Wer wo jagen darf wird in Deutschland durch das Revierjagdsystem geregelt (siehe Infobox). Bis ein Jagdschüler jedoch schießen darf, braucht es viel Übung und intensive Betreuung, erklärt Müller. „Wir schießen mit großkalibrigen Waffen auf 100 Meter Bahnen.“ Nicht jeder Schießstand habe so lange Bahnen. Bislang habe die Ludwigsburger Jägervereinigung in Neckarweihingen geübt, der Stand wurde jedoch geschlossen. Inzwischen habe man sich mit benachbarten Kreisvereinigungen zusammengetan und sich im Schießstand in Fellbach-Schmiden langfristig eingemietet. Für die Jäger gibt es dort neben 100- und 50-Meter-Ständen auch einen laufenden Keiler und einen Kipphasen zum Üben.

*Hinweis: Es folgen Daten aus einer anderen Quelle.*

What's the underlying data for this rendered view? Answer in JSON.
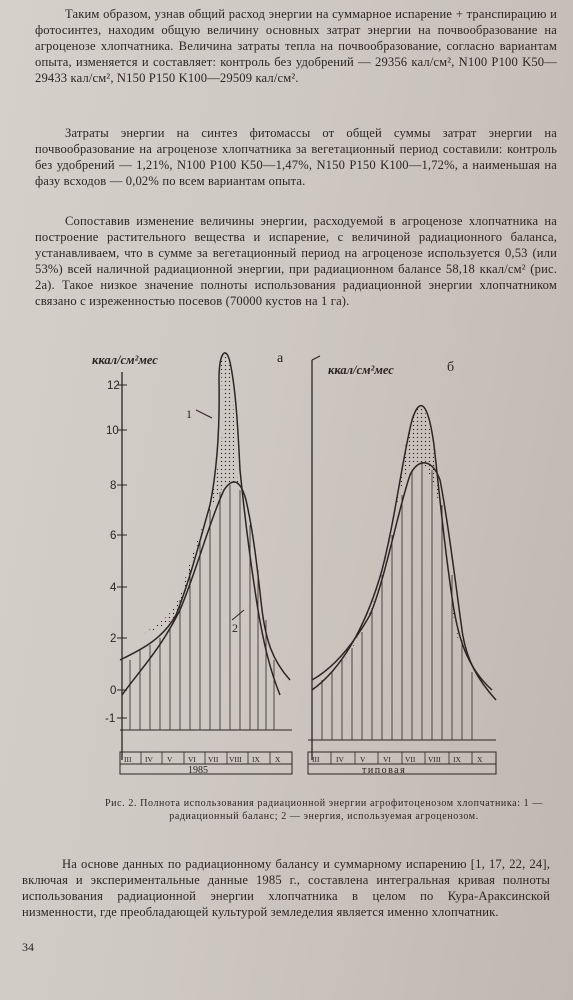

Doch das Schießen sei nur ein kleiner Teil, es mache vielleicht zehn Prozent aus. „Jäger sein ist eine Passion. Der Jagdschein ändert das Leben und das muss man auch wollen“, sagt Müller. Gerade unter jüngeren Jägern entstehe ein neues Verständnis für Gemeinschaft, das Teilen gleicher Werte und des Erlebens der Natur. Wo früher eher grummelnde Einzelgänger zu finden waren, sei es nun vielerorts eine zusammengehörige Gruppe, sagt der erfahrene Jäger. Er begrüße das neue Miteinander. Gerade in der Jägervereinigung Ludwigsburg sei das auch unumgänglich. „Wir haben eine Besonderheit: Wir bieten das ‚Lehrprinzenmodell’ an. Jagdschüler können vom ersten Ausbildungstag an mit erfahrenen Jägern mitgehen und werden direkt in ein Revier eingebunden“, erklärt Müller. Schießen dürfe der Schüler selbstredend nicht, könne aber schon aus dem Erfahrungsschatz des Jägers lernen und ein Gefühl für die Aufgaben und den Wald bekommen. Denn auch unliebsame Aufgaben wie das Säubern des Waldes gehören zu den Pflichten. „Aktuell ist das Retten von Rehkitzen ein großes Thema“, sagt Müller. Landwirte sind gesetzlich verpflichtet, vor dem Mähen nach Rehkitzen zu suchen, dies unterstützen die Jäger mit Wärmebild-Drohnen, in die die Jägerschaft investiert habe.